Proponents of the specialty hospitals say the Abilene and Portland cases are aberrations that critics are exploiting to defend the turf of full-service hospitals. They say they are able to handle their patients’ medical emergencies, whether or not they have emergency departments.
But some members of Congress are now pushing Medicare to take a closer look at how such hospitals are regulated.
“The problem with physician-owned specialty hospitals is that decision-making is more likely to be driven by financial interest rather than patient interest,” said Senator Charles E. Grassley, Republican of Iowa, who is a longtime critic of such hospitals.
“You see it in the cherry-picking of patients, and with policies that instruct hospital staff to call 911 for the local community hospital if emergency care is needed,” said Mr. Grassley, a ranking member of the Senate Committee on Finance, which oversees Medicare.
Supporting his effort is the committee’s chairman, Senator Max Baucus, Democrat of Montana, and Representative Pete Stark, Democrat of California, who leads the subcommittee on health for the House Committee on Ways and Means.
Congress in 2003 temporarily banned new construction of specialty hospitals over concern that they were draining profit away from the full-service hospitals. The moratorium ended in 2005. Congress has asked for various reports on the issue, including a comprehensive analysis last year by the federal Department of Health and Human Services. The number of these hospitals, around 100 at the time of the moratorium, have steadily climbed to nearly 140 today, with more than two dozen under construction.
Mr. Hamilton, the Medicare official, says the agency is now reviewing whether its rules need to spell out exactly what emergency procedures a hospital is required to have in place, and whether hospitals must disclose any limitations to patients. Some types of hospitals may merit greater attention and oversight than others, depending on the nature of the operations they perform, he said, and “size may be a factor.”
Because some of the hospitals are so small, they may not have the systems in place to handle an emergency.
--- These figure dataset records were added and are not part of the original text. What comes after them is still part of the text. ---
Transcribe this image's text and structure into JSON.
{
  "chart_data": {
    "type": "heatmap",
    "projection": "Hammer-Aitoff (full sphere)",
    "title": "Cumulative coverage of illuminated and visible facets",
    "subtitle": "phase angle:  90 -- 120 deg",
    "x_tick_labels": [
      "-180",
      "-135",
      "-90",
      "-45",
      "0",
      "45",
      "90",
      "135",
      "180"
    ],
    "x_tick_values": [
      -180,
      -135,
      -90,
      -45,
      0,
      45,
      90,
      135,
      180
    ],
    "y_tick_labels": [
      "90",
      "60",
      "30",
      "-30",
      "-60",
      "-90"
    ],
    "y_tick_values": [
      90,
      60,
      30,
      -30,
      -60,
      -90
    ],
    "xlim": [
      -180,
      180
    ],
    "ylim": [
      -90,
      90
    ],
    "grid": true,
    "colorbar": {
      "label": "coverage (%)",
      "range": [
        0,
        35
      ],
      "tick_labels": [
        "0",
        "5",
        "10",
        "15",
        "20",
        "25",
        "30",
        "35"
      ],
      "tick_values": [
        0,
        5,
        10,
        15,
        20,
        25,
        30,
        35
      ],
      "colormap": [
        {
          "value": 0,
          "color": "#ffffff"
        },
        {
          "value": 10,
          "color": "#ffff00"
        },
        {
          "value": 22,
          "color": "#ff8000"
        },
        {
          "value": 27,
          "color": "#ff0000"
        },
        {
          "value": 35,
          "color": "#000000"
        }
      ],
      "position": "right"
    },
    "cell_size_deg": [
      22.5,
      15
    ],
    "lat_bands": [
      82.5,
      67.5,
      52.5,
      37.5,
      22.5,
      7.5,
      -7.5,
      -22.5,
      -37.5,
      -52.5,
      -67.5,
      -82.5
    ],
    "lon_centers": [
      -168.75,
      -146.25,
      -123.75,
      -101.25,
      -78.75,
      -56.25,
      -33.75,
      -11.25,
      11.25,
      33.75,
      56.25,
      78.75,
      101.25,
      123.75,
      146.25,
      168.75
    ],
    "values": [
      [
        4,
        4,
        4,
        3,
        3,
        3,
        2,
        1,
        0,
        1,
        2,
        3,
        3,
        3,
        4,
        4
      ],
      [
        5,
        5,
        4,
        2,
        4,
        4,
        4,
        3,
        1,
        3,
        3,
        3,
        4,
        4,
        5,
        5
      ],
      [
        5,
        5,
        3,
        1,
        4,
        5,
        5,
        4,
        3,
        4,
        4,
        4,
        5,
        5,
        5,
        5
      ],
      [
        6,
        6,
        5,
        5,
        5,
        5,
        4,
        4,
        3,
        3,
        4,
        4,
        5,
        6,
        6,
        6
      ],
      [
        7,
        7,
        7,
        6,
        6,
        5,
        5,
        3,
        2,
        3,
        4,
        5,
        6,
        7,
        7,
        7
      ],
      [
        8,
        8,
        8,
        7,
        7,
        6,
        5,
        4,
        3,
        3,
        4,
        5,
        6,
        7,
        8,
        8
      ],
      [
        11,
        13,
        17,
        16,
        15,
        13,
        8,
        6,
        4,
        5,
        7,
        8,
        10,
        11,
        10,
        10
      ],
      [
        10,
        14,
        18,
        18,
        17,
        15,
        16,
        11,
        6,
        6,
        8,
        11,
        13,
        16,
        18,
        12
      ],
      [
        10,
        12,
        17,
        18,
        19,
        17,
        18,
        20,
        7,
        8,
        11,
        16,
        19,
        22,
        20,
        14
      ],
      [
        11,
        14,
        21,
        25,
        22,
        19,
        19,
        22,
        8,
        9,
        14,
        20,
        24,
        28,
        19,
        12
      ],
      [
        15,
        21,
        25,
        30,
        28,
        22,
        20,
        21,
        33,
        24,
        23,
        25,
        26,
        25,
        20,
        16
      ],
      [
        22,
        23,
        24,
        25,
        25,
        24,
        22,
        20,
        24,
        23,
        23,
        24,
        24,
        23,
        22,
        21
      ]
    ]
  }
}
“It almost assumes no one is going to get sick,” said Dr. Mark V. Williams, a professor of medicine at Emory University. Without a doctor on premises, a nurse must call a physician for help if there is an emergency, he said, but there is evidence that nurses are often reluctant to do that.
According to Medicare’s review of state records, West Texas Hospital had called 911 for an ambulance 15 times to transfer patients during medical emergencies since it opened in May 2005.
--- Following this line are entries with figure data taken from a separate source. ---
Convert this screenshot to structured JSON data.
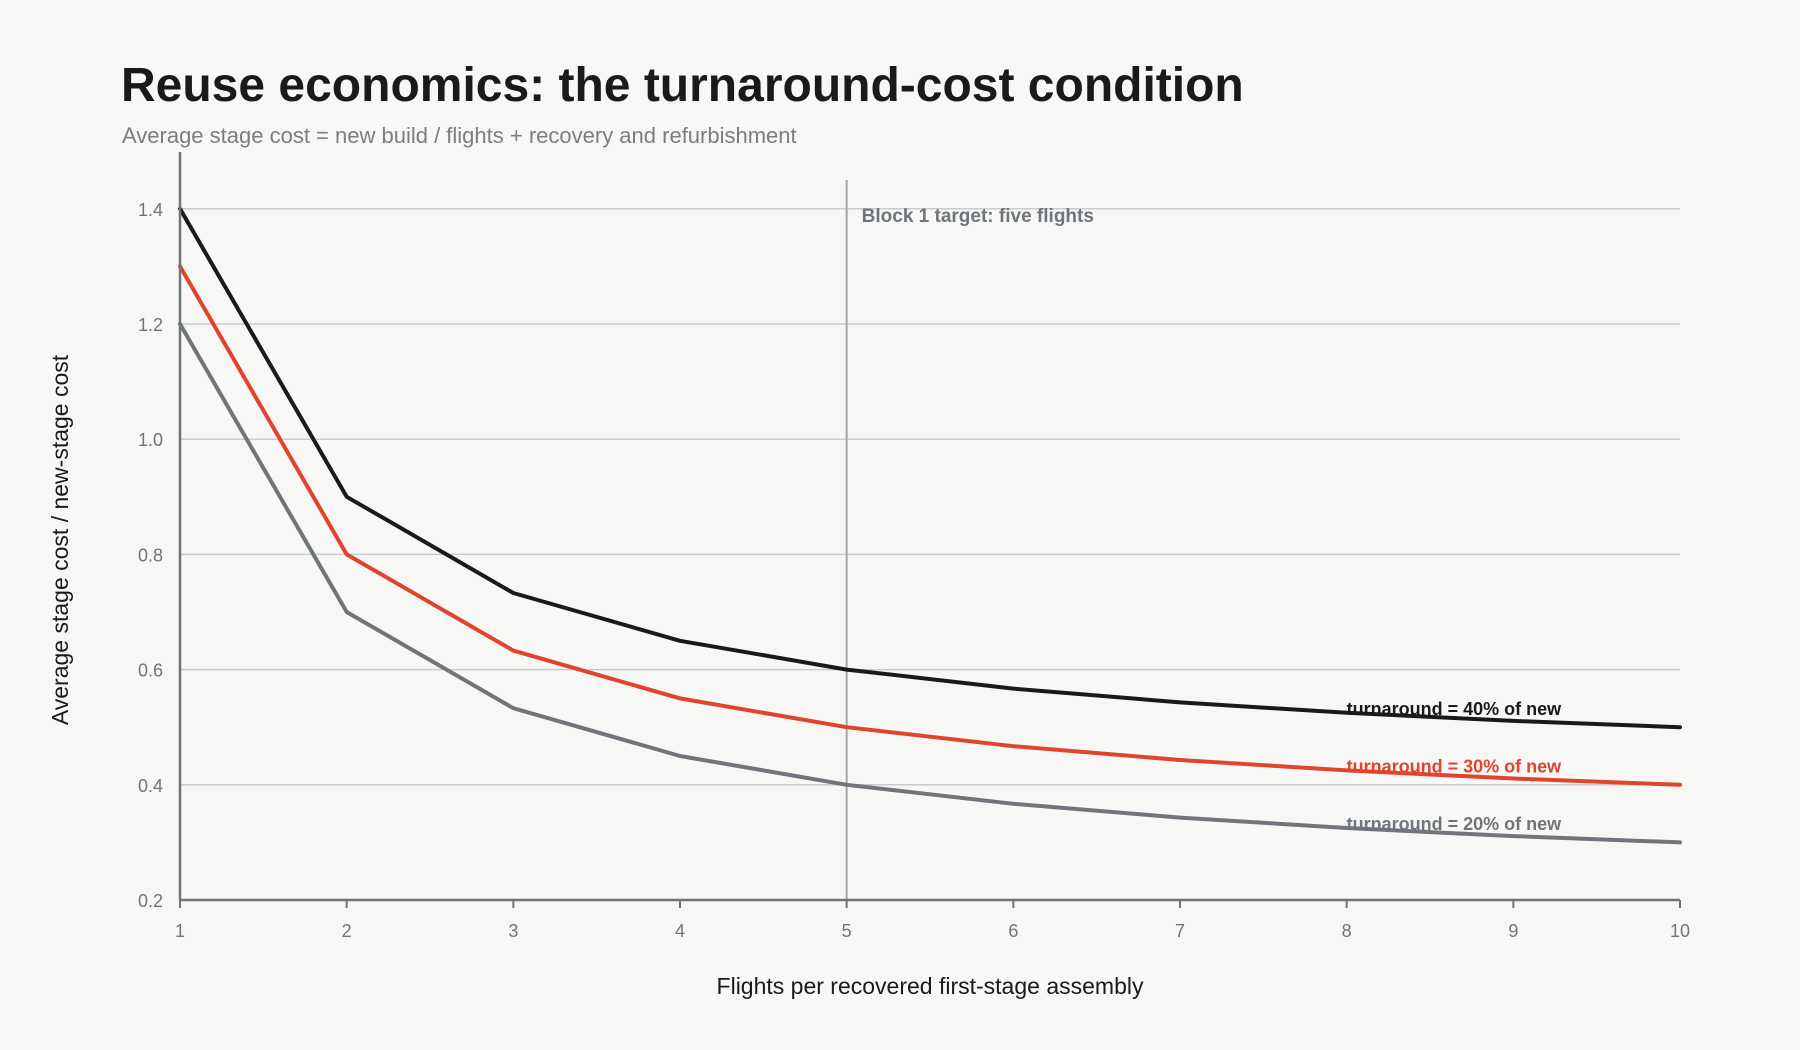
{
  "chart_data": {
    "type": "line",
    "title": "Reuse economics: the turnaround-cost condition",
    "subtitle": "Average stage cost = new build / flights + recovery and refurbishment",
    "xlabel": "Flights per recovered first-stage assembly",
    "ylabel": "Average stage cost / new-stage cost",
    "xlim": [
      1,
      10
    ],
    "ylim": [
      0.2,
      1.45
    ],
    "xticks": [
      1,
      2,
      3,
      4,
      5,
      6,
      7,
      8,
      9,
      10
    ],
    "yticks": [
      0.2,
      0.4,
      0.6,
      0.8,
      1.0,
      1.2,
      1.4
    ],
    "ytick_labels": [
      "0.2",
      "0.4",
      "0.6",
      "0.8",
      "1.0",
      "1.2",
      "1.4"
    ],
    "grid": "horizontal",
    "x": [
      1,
      2,
      3,
      4,
      5,
      6,
      7,
      8,
      9,
      10
    ],
    "series": [
      {
        "label": "turnaround = 40% of new",
        "color": "#1a1a1a",
        "values": [
          1.4,
          0.9,
          0.733,
          0.65,
          0.6,
          0.567,
          0.543,
          0.525,
          0.511,
          0.5
        ]
      },
      {
        "label": "turnaround = 30% of new",
        "color": "#e0442d",
        "values": [
          1.3,
          0.8,
          0.633,
          0.55,
          0.5,
          0.467,
          0.443,
          0.425,
          0.411,
          0.4
        ]
      },
      {
        "label": "turnaround = 20% of new",
        "color": "#6f757b",
        "values": [
          1.2,
          0.7,
          0.533,
          0.45,
          0.4,
          0.367,
          0.343,
          0.325,
          0.311,
          0.3
        ]
      }
    ],
    "annotations": [
      {
        "type": "vline",
        "x": 5,
        "text": "Block 1 target: five flights",
        "color": "#a3a8ae"
      }
    ],
    "series_label_x": 8
  }
}
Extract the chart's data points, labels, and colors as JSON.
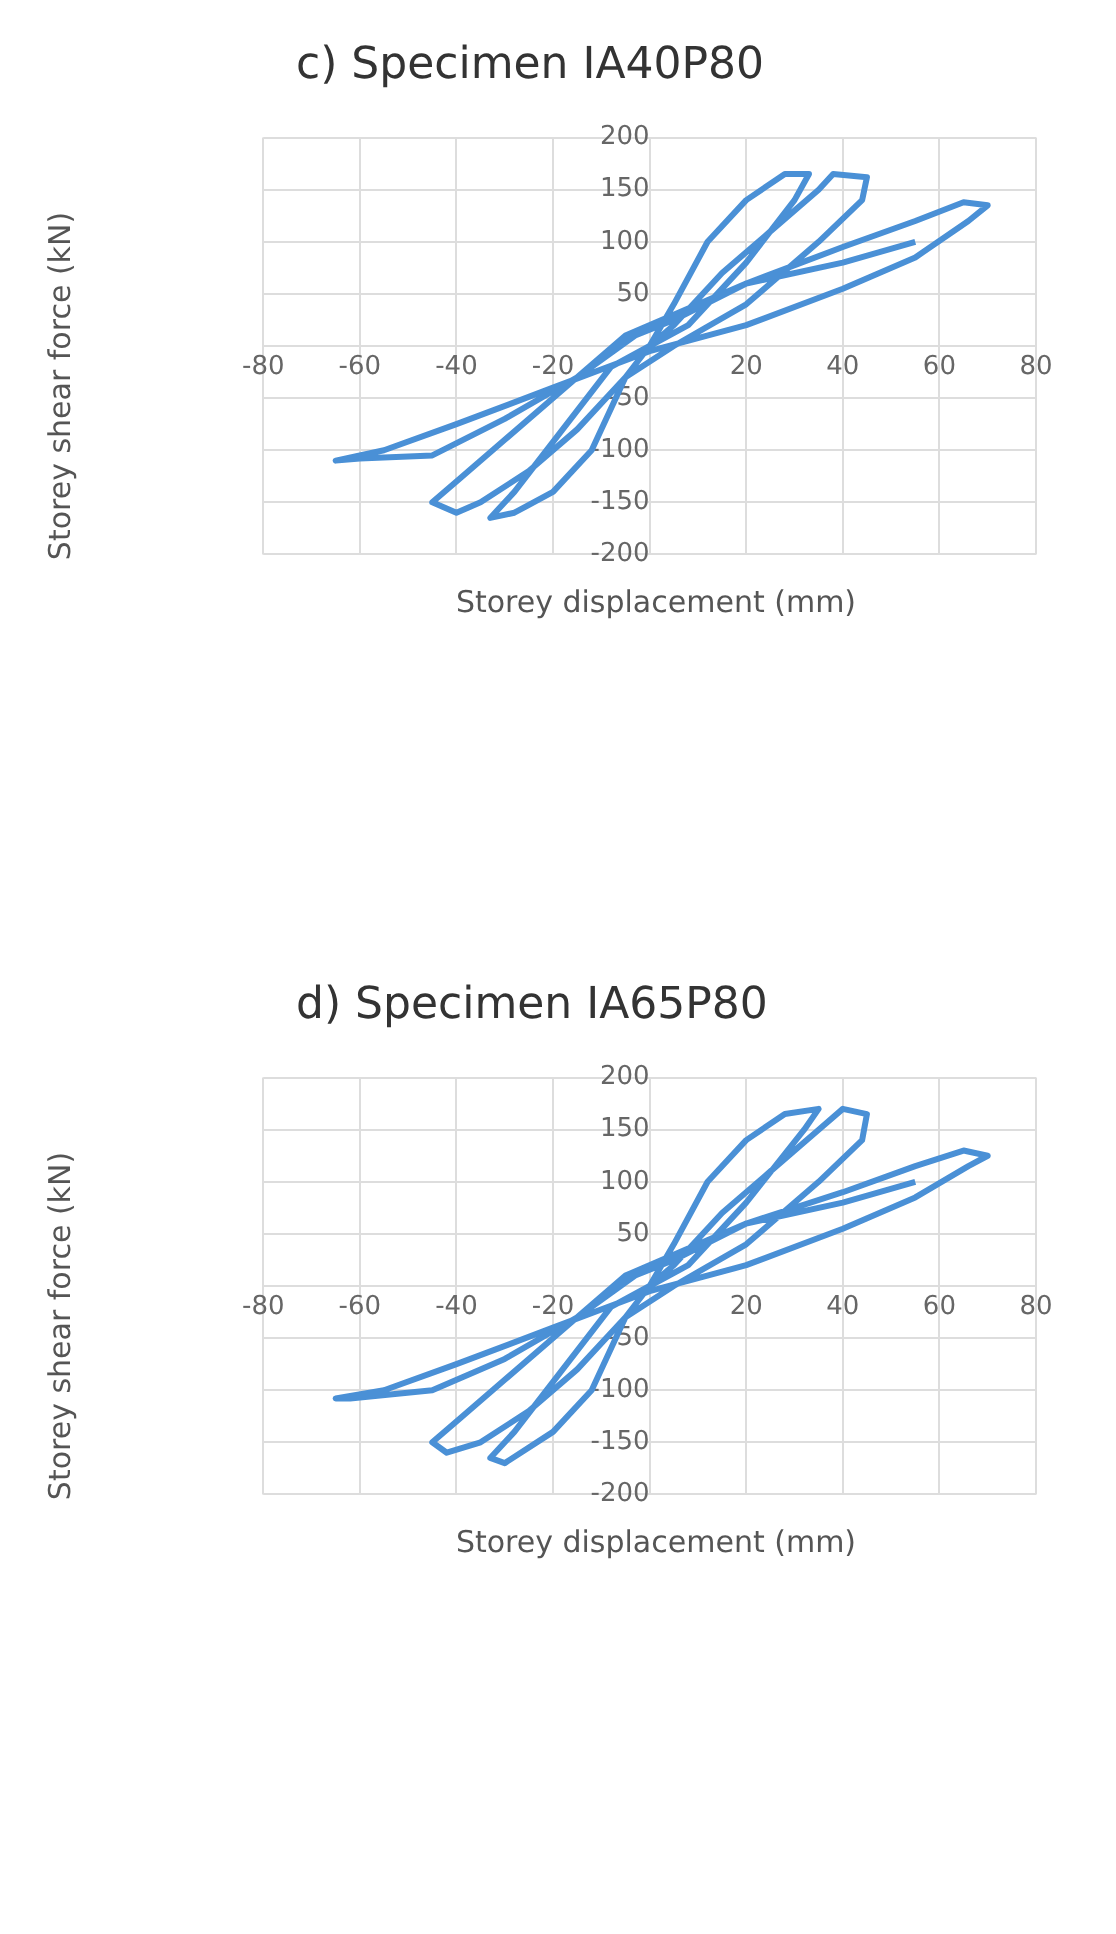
{
  "chart_data": [
    {
      "type": "line",
      "title": "c) Specimen IA40P80",
      "xlabel": "Storey displacement (mm)",
      "ylabel": "Storey shear force (kN)",
      "xlim": [
        -80,
        80
      ],
      "xticks": [
        -80,
        -60,
        -40,
        -20,
        {
          "value": 0,
          "label": null
        },
        20,
        40,
        60,
        80
      ],
      "ylim": [
        -200,
        200
      ],
      "yticks": [
        -200,
        -150,
        -100,
        -50,
        {
          "value": 0,
          "label": null
        },
        50,
        100,
        150,
        200
      ],
      "grid": true,
      "marker": "none",
      "series": [
        {
          "color": "#4a90d6",
          "x": [
            0,
            5,
            12,
            20,
            28,
            33,
            30,
            20,
            8,
            0,
            -5,
            -12,
            -20,
            -28,
            -33,
            -28,
            -18,
            -8,
            0,
            5,
            15,
            25,
            35,
            38,
            45,
            44,
            35,
            20,
            5,
            -5,
            -15,
            -25,
            -35,
            -40,
            -45,
            -40,
            -30,
            -15,
            -5,
            5,
            20,
            40,
            55,
            65,
            70,
            66,
            55,
            40,
            20,
            0,
            -20,
            -40,
            -55,
            -65,
            -60,
            -45,
            -30,
            -15,
            -3,
            5,
            20,
            40,
            55
          ],
          "values": [
            0,
            40,
            100,
            140,
            165,
            165,
            140,
            80,
            20,
            0,
            -30,
            -100,
            -140,
            -160,
            -165,
            -140,
            -80,
            -20,
            0,
            20,
            70,
            110,
            150,
            165,
            162,
            140,
            100,
            40,
            0,
            -30,
            -80,
            -120,
            -150,
            -160,
            -150,
            -130,
            -90,
            -30,
            10,
            30,
            60,
            95,
            120,
            138,
            135,
            120,
            85,
            55,
            20,
            -5,
            -40,
            -75,
            -100,
            -110,
            -108,
            -105,
            -70,
            -30,
            10,
            25,
            60,
            80,
            100
          ]
        }
      ]
    },
    {
      "type": "line",
      "title": "d) Specimen IA65P80",
      "xlabel": "Storey displacement (mm)",
      "ylabel": "Storey shear force (kN)",
      "xlim": [
        -80,
        80
      ],
      "xticks": [
        -80,
        -60,
        -40,
        -20,
        {
          "value": 0,
          "label": null
        },
        20,
        40,
        60,
        80
      ],
      "ylim": [
        -200,
        200
      ],
      "yticks": [
        -200,
        -150,
        -100,
        -50,
        {
          "value": 0,
          "label": null
        },
        50,
        100,
        150,
        200
      ],
      "grid": true,
      "marker": "none",
      "series": [
        {
          "color": "#4a90d6",
          "x": [
            0,
            5,
            12,
            20,
            28,
            35,
            32,
            20,
            8,
            0,
            -5,
            -12,
            -20,
            -30,
            -33,
            -28,
            -18,
            -8,
            0,
            5,
            15,
            25,
            35,
            40,
            45,
            44,
            35,
            20,
            5,
            -5,
            -15,
            -25,
            -35,
            -42,
            -45,
            -40,
            -30,
            -15,
            -5,
            5,
            20,
            40,
            55,
            65,
            70,
            66,
            55,
            40,
            20,
            0,
            -20,
            -40,
            -55,
            -65,
            -62,
            -45,
            -30,
            -15,
            -3,
            5,
            20,
            40,
            55
          ],
          "values": [
            0,
            40,
            100,
            140,
            165,
            170,
            150,
            80,
            20,
            0,
            -30,
            -100,
            -140,
            -170,
            -165,
            -140,
            -80,
            -20,
            0,
            20,
            70,
            110,
            150,
            170,
            165,
            140,
            100,
            40,
            0,
            -30,
            -80,
            -120,
            -150,
            -160,
            -150,
            -130,
            -90,
            -30,
            10,
            30,
            60,
            90,
            115,
            130,
            125,
            115,
            85,
            55,
            20,
            -5,
            -40,
            -75,
            -100,
            -108,
            -108,
            -100,
            -70,
            -30,
            10,
            25,
            60,
            80,
            100
          ]
        }
      ]
    }
  ]
}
The hospital says that some of those calls may have involved routine transfers of patients to other hospitals.
Some proponents of doctor-owned hospitals defend calling 911. It is “by no means an uncommon practice,” said Molly Gutierrez, executive director of Physician Hospitals of America, which represents many doctor-owned hospitals.
Although stabilizing a patient is essential for any hospital, she said, hospitals of all kinds and sizes frequently rely on emergency services to transport patients to other medical centers.
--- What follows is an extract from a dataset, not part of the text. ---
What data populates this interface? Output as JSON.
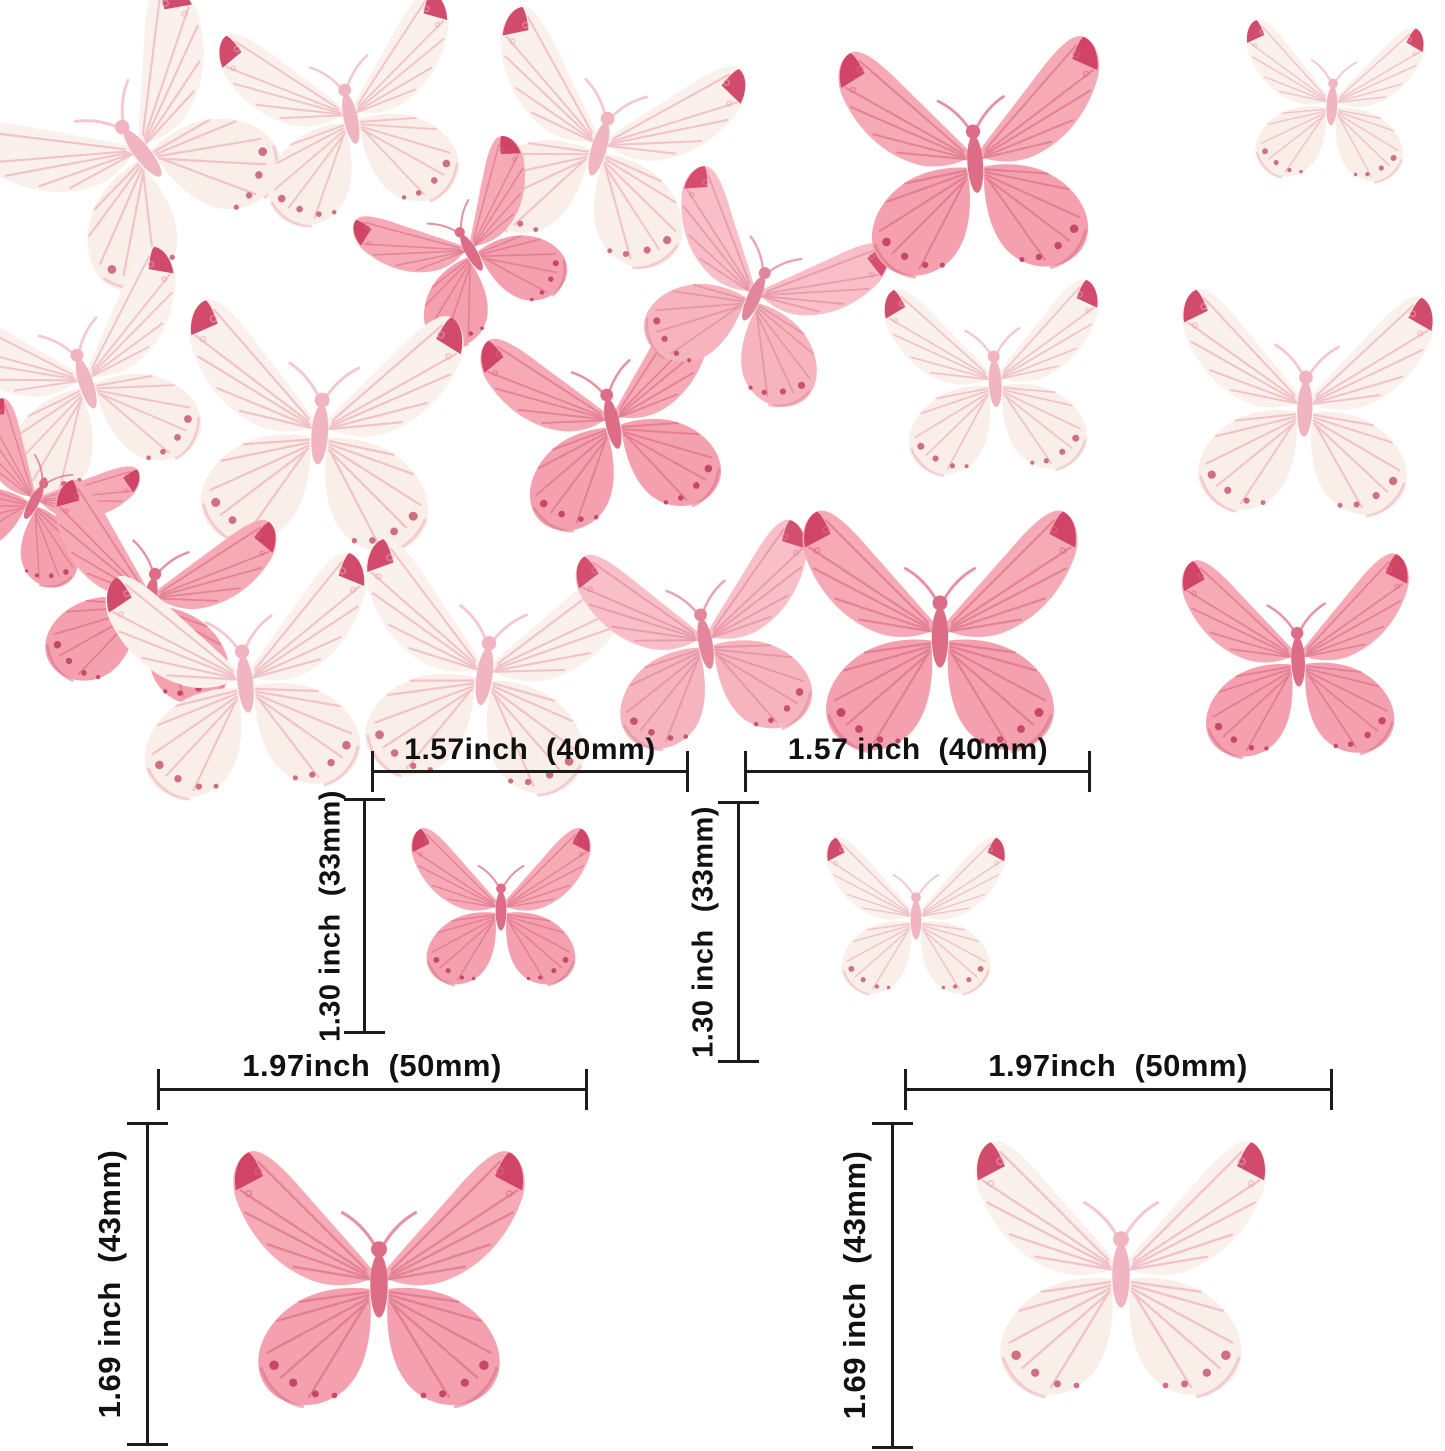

But among full-service hospitals, such routine transfers are carefully coordinated, according to Carmela Coyle, senior vice president for policy with the American Hospital Association, which represents full-service medical centers.
“The difference is, a community hospital plans for the unpredictable,” she said. Medicare does require all hospitals to meet certain general standards, relying on the states or an independent national accrediting body called the Joint Commission to make sure hospitals meet the requirements.
Beyond any changes Medicare might make, some states are also contemplating new rules. Texas, for example, is considering requiring any hospital in a county with 100,000 or more residents to have a doctor on the premises around the clock and to have certain emergency medical equipment on hand. Indiana and Kansas are also contemplating similar changes.